During human embryonic development, remarkable cellular diversity is generated from a single set of genetic information (i.e. the genome); yet, each different cell type expresses a specific set of genes and displays unique molecular and functional properties. In this context, a group of distal regulatory elements, known as enhancers, plays a preponderant role in the establishment of cell-type and developmental-stage specific gene expression profiles. However, these regulatory elements are difficult to identify, since they lack strong defining features and show limited sequence conservation. As a result, we currently know of few mammalian and even less human developmental enhancers.

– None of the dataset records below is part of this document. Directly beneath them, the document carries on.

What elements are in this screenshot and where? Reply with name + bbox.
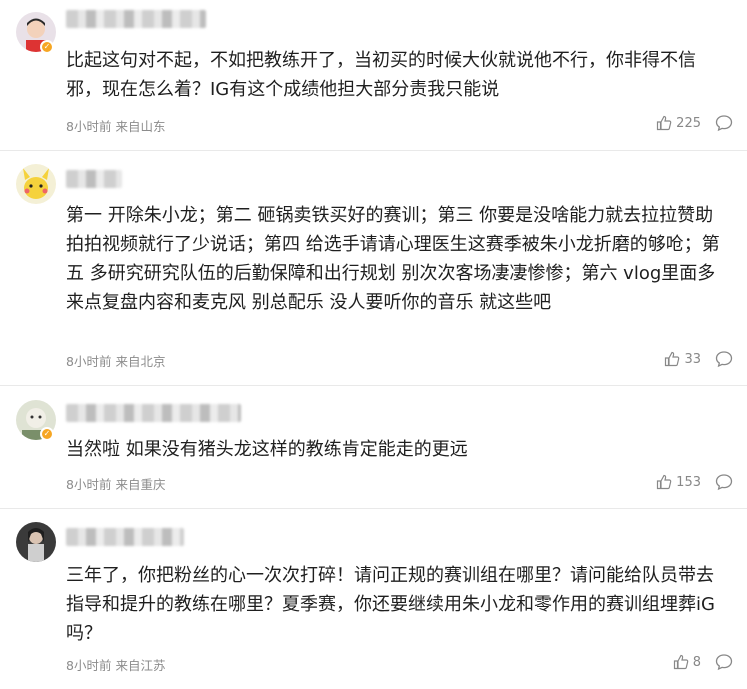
comment-meta: 8小时前 来自山东 (66, 116, 169, 135)
verified-badge-icon: ✓ (40, 427, 54, 441)
comment-item: 第一 开除朱小龙；第二 砸锅卖铁买好的赛训；第三 你要是没啥能力就去拉拉赞助拍拍… (0, 150, 747, 385)
comment-meta: 8小时前 来自江苏 (66, 655, 169, 674)
comment-location: 来自北京 (115, 354, 166, 369)
like-count: 153 (676, 474, 701, 490)
comment-location: 来自江苏 (115, 658, 166, 673)
thumbs-up-icon (657, 115, 672, 131)
like-count: 8 (692, 654, 701, 670)
comment-item: ✓ 当然啦 如果没有猪头龙这样的教练肯定能走的更远 8小时前 来自重庆 153 (0, 385, 747, 508)
comment-bubble-icon[interactable] (715, 350, 733, 368)
thumbs-up-icon (665, 351, 680, 367)
comment-item: ✓ 比起这句对不起，不如把教练开了，当初买的时候大伙就说他不行，你非得不信邪，现… (0, 0, 747, 150)
comment-item: 三年了，你把粉丝的心一次次打碎！请问正规的赛训组在哪里？请问能给队员带去指导和提… (0, 508, 747, 689)
like-count: 225 (676, 115, 701, 131)
like-button[interactable]: 153 (656, 474, 701, 490)
like-button[interactable]: 225 (656, 115, 701, 131)
avatar[interactable] (16, 164, 56, 204)
comment-meta: 8小时前 来自北京 (66, 351, 169, 370)
username-blurred[interactable] (66, 170, 122, 188)
avatar[interactable] (16, 522, 56, 562)
comment-location: 来自山东 (115, 119, 166, 134)
comment-time: 8小时前 (66, 658, 112, 673)
comment-meta: 8小时前 来自重庆 (66, 474, 169, 493)
username-blurred[interactable] (66, 404, 241, 422)
comment-bubble-icon[interactable] (715, 114, 733, 132)
comment-time: 8小时前 (66, 119, 112, 134)
username-blurred[interactable] (66, 528, 184, 546)
comment-bubble-icon[interactable] (715, 473, 733, 491)
like-count: 33 (684, 351, 701, 367)
thumbs-up-icon (657, 474, 672, 490)
username-blurred[interactable] (66, 10, 206, 28)
comment-text: 三年了，你把粉丝的心一次次打碎！请问正规的赛训组在哪里？请问能给队员带去指导和提… (66, 565, 715, 644)
comment-time: 8小时前 (66, 354, 112, 369)
verified-badge-icon: ✓ (40, 40, 54, 54)
comment-location: 来自重庆 (115, 477, 166, 492)
comment-text: 第一 开除朱小龙；第二 砸锅卖铁买好的赛训；第三 你要是没啥能力就去拉拉赞助拍拍… (66, 205, 720, 313)
comment-bubble-icon[interactable] (715, 653, 733, 671)
comment-text: 比起这句对不起，不如把教练开了，当初买的时候大伙就说他不行，你非得不信邪，现在怎… (66, 50, 696, 100)
comment-text: 当然啦 如果没有猪头龙这样的教练肯定能走的更远 (66, 439, 468, 460)
like-button[interactable]: 33 (664, 351, 701, 367)
thumbs-up-icon (673, 654, 688, 670)
comment-time: 8小时前 (66, 477, 112, 492)
like-button[interactable]: 8 (673, 654, 701, 670)
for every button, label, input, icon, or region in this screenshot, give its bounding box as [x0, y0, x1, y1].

We have recently developed an epigenomic strategy that allows the identification of enhancers in a sequence conservation and cell-type independent manner. Combined with in vitro differentiation models based on human embryonic stem cells (hESC), we used this strategy to characterize the enhancer repertoire of pluripotent (i.e. hESC) and multipotent (i.e. human neural crest cells (hNCC)) human embryonic cell populations. In hESC, we have uncovered a unique chromatin signature that identifies a novel class of enhancers, which are inactive but poised in hESC and that become active upon differentiation, during the early stages of human embryogenesis and in a lineage-specific manner. Similarly, our epigenomic approach allowed us to characterize enhancers in human neural crest, a hitherto largely inaccessible and biochemically intractable vertebrate-specific embryonic cell population. The NCC display remarkable migratory and differentiation potential and contribute to the formation of multiple tissues and organs, such as the peripheral nervous system and most of the facial bones and cartilages. Using the sequence information contained within hNCC enhancers, we uncovered NR2F1 and NR2F2, two orphan nuclear receptors, as novel neural crest and craniofacial regulators. All in all, our studies have largely expanded the current catalog of human developmental enhancers, which has far reaching implications for the understanding of the genetic basis of human complex diseases and human morphological evolution.